Preocupa-o a alteração ao regime dos vistos ‘gold’?

A nós não nos afeta porque não trabalhamos com golden visa, mas vai afetar o segmento alto, porque representa uma grande parte desse mercado. Existem dois problemas que queremos abordar agora: a problemática da habitação, criando habitações a preços mais acessíveis. A questão é: queremos ou não entrar no programa do Governo ou municipal? Não tenho a certeza devido às restrições por entrar num desses programas. Tenho algumas dúvidas sobre a real capacidade das autoridades locais em trabalhar com projetos público-privados, mas isso não significa que não queira fazer parte dessa solução.

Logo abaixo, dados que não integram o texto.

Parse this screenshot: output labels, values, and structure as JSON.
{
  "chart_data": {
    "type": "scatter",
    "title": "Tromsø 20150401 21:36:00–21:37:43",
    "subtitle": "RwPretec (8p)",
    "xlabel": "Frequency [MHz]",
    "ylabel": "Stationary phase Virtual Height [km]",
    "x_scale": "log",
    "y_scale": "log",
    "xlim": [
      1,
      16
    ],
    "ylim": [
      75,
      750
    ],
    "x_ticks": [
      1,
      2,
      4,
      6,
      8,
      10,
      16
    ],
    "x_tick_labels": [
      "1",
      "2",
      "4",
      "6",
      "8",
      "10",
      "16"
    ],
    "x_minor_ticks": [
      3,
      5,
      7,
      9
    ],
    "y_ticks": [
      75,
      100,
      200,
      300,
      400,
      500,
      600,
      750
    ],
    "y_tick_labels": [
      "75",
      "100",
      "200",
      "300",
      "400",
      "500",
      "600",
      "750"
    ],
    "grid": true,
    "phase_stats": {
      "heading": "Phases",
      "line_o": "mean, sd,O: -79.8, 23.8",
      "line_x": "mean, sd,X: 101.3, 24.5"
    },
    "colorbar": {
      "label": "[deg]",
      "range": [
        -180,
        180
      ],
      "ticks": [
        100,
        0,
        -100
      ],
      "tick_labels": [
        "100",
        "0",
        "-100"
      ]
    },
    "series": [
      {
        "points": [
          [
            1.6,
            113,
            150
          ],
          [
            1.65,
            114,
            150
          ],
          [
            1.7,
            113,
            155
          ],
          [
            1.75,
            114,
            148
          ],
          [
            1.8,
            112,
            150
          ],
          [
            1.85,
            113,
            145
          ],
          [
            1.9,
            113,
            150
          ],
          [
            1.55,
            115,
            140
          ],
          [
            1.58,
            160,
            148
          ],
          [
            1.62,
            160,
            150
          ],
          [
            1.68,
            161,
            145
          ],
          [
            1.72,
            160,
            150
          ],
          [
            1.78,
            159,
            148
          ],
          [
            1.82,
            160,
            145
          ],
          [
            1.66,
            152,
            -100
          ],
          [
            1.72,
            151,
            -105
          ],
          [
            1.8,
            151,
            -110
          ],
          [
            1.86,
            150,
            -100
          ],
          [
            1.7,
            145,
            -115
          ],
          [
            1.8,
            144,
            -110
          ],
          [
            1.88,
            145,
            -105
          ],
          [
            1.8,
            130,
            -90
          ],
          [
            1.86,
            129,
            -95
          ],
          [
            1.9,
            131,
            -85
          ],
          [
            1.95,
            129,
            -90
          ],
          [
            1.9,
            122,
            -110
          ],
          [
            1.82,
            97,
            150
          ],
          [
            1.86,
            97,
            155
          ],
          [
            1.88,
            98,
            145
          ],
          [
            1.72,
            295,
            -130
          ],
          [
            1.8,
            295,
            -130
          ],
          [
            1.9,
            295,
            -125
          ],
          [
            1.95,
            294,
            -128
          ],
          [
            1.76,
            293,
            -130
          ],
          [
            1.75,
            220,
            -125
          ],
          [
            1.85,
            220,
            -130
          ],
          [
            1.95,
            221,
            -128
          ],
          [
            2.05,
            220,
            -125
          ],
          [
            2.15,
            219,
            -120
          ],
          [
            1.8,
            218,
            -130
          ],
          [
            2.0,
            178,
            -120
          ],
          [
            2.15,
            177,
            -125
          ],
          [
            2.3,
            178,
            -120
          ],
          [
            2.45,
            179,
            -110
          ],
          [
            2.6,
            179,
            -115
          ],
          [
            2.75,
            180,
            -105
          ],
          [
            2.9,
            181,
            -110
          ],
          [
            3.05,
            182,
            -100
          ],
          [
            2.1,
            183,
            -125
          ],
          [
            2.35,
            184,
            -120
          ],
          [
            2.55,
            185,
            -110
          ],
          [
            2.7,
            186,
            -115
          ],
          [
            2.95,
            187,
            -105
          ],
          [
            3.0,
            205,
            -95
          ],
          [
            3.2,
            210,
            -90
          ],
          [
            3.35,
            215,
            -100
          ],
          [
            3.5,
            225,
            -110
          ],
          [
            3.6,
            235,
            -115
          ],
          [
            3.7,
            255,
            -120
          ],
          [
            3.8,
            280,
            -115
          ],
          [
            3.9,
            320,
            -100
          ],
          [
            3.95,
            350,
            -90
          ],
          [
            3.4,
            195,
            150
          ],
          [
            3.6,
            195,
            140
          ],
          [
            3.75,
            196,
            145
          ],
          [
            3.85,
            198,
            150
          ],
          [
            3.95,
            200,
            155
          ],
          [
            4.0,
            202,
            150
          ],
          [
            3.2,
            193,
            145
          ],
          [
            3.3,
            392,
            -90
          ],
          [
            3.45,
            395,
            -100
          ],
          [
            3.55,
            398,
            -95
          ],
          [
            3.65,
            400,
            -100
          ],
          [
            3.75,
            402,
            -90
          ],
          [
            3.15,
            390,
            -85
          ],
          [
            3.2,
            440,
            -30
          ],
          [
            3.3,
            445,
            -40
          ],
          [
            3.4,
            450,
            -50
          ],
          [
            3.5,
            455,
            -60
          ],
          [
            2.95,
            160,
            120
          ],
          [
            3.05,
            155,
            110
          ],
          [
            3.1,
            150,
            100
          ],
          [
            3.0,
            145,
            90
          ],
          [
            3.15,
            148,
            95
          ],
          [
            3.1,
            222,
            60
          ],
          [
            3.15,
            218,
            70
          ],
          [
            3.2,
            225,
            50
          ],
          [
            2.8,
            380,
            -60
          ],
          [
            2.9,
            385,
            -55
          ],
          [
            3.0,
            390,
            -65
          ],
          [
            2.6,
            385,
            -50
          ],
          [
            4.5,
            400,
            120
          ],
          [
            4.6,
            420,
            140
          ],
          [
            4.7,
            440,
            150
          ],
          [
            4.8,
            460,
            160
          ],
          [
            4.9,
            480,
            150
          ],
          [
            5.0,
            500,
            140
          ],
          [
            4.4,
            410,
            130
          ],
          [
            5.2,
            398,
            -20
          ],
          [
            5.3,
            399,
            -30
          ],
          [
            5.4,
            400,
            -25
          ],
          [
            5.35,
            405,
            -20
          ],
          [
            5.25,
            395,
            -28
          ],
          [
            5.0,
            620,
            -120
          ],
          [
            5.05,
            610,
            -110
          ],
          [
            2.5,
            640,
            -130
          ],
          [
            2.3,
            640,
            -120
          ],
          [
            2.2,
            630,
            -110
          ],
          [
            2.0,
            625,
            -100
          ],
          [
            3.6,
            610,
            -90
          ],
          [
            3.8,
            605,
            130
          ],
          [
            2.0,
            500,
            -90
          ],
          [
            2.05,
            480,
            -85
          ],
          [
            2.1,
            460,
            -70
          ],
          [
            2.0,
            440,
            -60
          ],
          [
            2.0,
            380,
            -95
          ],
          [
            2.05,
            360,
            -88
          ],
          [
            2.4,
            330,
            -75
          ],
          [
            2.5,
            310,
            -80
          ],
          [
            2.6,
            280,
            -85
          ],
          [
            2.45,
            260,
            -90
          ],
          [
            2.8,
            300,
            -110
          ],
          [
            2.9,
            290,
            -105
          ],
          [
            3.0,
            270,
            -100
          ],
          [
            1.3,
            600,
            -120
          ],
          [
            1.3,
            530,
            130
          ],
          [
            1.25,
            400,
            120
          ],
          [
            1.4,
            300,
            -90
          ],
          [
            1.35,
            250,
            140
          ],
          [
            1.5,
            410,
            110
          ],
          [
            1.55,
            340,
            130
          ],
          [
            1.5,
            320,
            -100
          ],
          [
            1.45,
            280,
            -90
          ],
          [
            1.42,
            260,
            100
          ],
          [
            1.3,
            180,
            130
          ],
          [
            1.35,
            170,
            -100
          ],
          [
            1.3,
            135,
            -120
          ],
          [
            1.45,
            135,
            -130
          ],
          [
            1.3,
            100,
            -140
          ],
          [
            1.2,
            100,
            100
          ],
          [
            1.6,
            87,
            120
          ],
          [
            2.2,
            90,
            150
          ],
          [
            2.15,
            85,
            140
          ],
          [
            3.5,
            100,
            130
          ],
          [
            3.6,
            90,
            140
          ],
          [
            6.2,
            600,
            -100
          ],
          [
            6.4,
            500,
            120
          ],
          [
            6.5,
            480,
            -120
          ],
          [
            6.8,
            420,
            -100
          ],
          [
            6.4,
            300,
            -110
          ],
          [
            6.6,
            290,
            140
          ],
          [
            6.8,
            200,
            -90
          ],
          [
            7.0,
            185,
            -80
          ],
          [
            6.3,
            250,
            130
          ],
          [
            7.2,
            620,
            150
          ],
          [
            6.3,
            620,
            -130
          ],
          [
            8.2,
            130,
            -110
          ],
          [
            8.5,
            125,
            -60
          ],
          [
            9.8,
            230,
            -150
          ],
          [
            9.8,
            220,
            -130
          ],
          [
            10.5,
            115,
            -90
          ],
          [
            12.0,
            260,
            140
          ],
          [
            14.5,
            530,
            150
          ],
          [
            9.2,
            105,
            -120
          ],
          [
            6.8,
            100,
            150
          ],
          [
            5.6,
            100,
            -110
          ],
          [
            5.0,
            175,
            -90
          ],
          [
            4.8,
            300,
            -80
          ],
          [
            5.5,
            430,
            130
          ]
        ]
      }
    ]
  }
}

O segundo problema é integrar os critérios ESG [Environmental, Social and Governance], ou seja reduzir as emissões de gases, estar atento à pegada energética e climática que a nossa construção vai trazer. Vamos esquecer o problema do licenciamento. Digamos que quero fazer um projeto mais sustentável. Vão logo dizer-nos que vai ser mais caro e as autoridades locais não perguntam por projetos mais sustentáveis. Isto é mais um conceito do que um regulamento e acredito que temos de mudar, não os governos ou regulamentos, não é essa a nossa função, mas sim mudar a responsabilidade cívica para criar projetos que respondam aos problemas que o mundo enfrenta. E isto requer duas coisas: a primeira é que temos de ter a certeza de que as autoridades locais entendem aquilo que estamos a tentar fazer. A segunda está relacionada com as emissões de gases e as ‘casas verdes’, ou seja as pessoas têm de mudar a sua maneira de viver, seja em apartamentos mais pequenos, mas com terraços maiores, seja usando menos o carro, gastando menos gás e usando mais eletricidade. É um processo que vai levar tempo.

 

Estas mudanças foram provocadas pelo teletrabalho?

Não creio. É algo que tem sido um desafio desde há muito tempo. O projeto de Miraflores é sustentável, mas não tanto como gostaria, porque ainda não existiam alternativas quando comecei a desenvolvê-lo, mas agora queremos empenhar-nos nas boas práticas ESG e, ao mesmo tempo, oferecer a melhor qualidade e preço aos nossos clientes.